Insurance Agency

Whole Life Insurance

Contact Insurance Agent

Whole Life Insurance

Whole life is the most common type of permanent life insurance. With whole life insurance, your premium payments remain the same over the life of the policy. You can choose how often you'd like to make premium payments, too – annually, semiannually, quarterly or monthly.

Some whole life policies can be paid up after a certain number of years. When you purchase a policy, you'll know how the cash value will grow over the life of your policy.

Advantages and disadvantages of whole life insurance

There are numerous reasons why clients should buying whole life insurance. It'snot complex. The payments are the same every month. And some whole life policies can be paid of in its entirety after a certain number of years.

Whole life insurance is designed for the long-term, so before you purchase be sure to think about your ability to meet premium payments on time over the life of the policy. Although life insurance is predictable, whole life insurance isn't very flexible. Customizing is not an option. But, because it’s so predictable and dependable, whole life insurance may be a good option for you.

Keep in mind that as your life starts to change, so will the needs of your life insurance. You should weigh any associated costs before making a purchase. Life insurance has charges and fees including costs of insurance that differs based on the insured person’s age, health and gender. There are additional charges for riders that customize a policy to fit your individual needs.

Life insurance is a contract between an insured an insurer or assurer, where the insurer potentials to pay a chosen beneficiary a sum of money upon the death of the insured person. Depending on the contract, other events such as terminal illness or critical illness may also start payment. The policy holder naturally pays a premium, either regularly or as a lump sum. Other expenses are also sometimes included in the benefits. Life policies are legal contracts and the terms of the contract describe the limits of the insured events. Specific eliminations are often written into the contract to limit the duty of the insurer; common examples are claims relating to suicide, fraud, war, riot and civil commotion.

  • Life-based contracts tend to fall into two major categories:
  • Protection policies – designed to provide a benefit in the event of specified event, typically a lump sum payment. A common form of this design is term insurance.
  • Investment policies – where the main objective is to facilitate the growth of capital by regular or single premiums. Common forms (in the US) are whole life, universal life, and variable life-policies.

Pros on Life Insurance

When it comes to term life insurance, some people think that the death benefit stays the same. throughout the whole term life insurance. Whichever type you get, depends on if it stays level.

There are decreasing policies that start at a higher price, and have a lower death benefit as you get older.

There is a difference with term and increasing policies. They are clearly the opposite. You may consider these policies if your obligations as a provider will increase over the term of the insurance. In these cases, an increasing policy may be the right choice if you’re thinking about adding children or assuming a home mortgage, or taking an education fund for the children.

Level term policies are the standard (stay the same).

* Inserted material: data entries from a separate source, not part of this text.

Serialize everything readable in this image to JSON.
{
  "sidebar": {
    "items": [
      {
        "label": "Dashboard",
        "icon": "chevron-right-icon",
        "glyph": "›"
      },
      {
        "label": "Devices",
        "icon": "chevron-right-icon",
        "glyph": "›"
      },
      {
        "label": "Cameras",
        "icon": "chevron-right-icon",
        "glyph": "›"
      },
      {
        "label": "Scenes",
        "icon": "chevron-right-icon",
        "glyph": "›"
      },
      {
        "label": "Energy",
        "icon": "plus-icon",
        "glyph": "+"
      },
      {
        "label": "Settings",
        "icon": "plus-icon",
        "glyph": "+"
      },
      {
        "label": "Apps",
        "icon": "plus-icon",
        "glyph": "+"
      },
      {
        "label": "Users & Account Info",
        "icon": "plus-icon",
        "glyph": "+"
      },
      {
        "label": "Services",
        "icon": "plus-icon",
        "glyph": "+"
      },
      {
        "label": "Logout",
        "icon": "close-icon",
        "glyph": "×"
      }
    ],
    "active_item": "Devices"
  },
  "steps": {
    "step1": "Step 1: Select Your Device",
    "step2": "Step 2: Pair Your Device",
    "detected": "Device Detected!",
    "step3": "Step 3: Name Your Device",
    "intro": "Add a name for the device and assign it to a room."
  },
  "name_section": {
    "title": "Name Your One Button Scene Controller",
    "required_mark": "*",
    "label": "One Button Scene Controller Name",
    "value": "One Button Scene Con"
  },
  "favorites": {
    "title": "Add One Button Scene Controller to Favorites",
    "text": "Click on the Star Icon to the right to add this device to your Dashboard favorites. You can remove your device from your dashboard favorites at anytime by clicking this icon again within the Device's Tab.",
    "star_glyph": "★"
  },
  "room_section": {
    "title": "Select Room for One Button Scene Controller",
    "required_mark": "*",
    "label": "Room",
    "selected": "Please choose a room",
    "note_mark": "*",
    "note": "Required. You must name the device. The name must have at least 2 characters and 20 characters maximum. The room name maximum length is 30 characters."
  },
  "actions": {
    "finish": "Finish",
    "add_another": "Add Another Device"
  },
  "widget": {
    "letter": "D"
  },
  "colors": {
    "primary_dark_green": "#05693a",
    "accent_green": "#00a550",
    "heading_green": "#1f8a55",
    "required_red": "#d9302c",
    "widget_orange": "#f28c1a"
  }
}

With these policies, the death benefit and the premium stay the same over the entire term of the policy.

When you first hear the terms and rates for the best term life insurance (preferred, preferred plus, and standard rates), the prices advertised are extremely low. To get the best rates, you must be in excellent health, not smoke or use tobacco, have no history of substance or alcohol abuse, be within the average weight category (not obese), have average (not high) blood pressure and cholesterol levels.

Preferred rates and standard rates are the higher rates for those with higher health risks.

The majority of people who get life insurance do not qualify for preferred plus rates.

When people are talking about premiums, they need to be sure the policy you are purchasing has guaranteed premiums for the life of the policy. While you may simply expect that this is the case. Then you are open to premium increases with no notice.

Do you need life insurance?

Life insurance policies are available in different forms which comes from the kind of life insurance policy they have chosen. A type of life insurance is known as term life policy. It is a kind of life insurance that is offered in different lengths ranging from 10 to 30 years. The policy premiums paid annually differs depending on the different factors used to calculate policy costs. Average term life insurance rates provide protection for specific time period, considered as policy length. The typical insurance policy is likely to be valid for 20-30 year costing as less as $100 to even $200 every year. Policy terms depends on the insurer age and health factors to determine the average term life insurance rates.

A renewable policy is one that can automatically be renewed at the end of the term without an additional medical exam.

This can be an important point, if you have a history of medical problems in the family or have gained weight over the course of the term. However, for someone in good health, the premiums on a renewable policy can be higher than you would pay somewhere else. Convertible policies can be converted from term to another type of life insurance before the end of the policy or anytime before the end of the policy.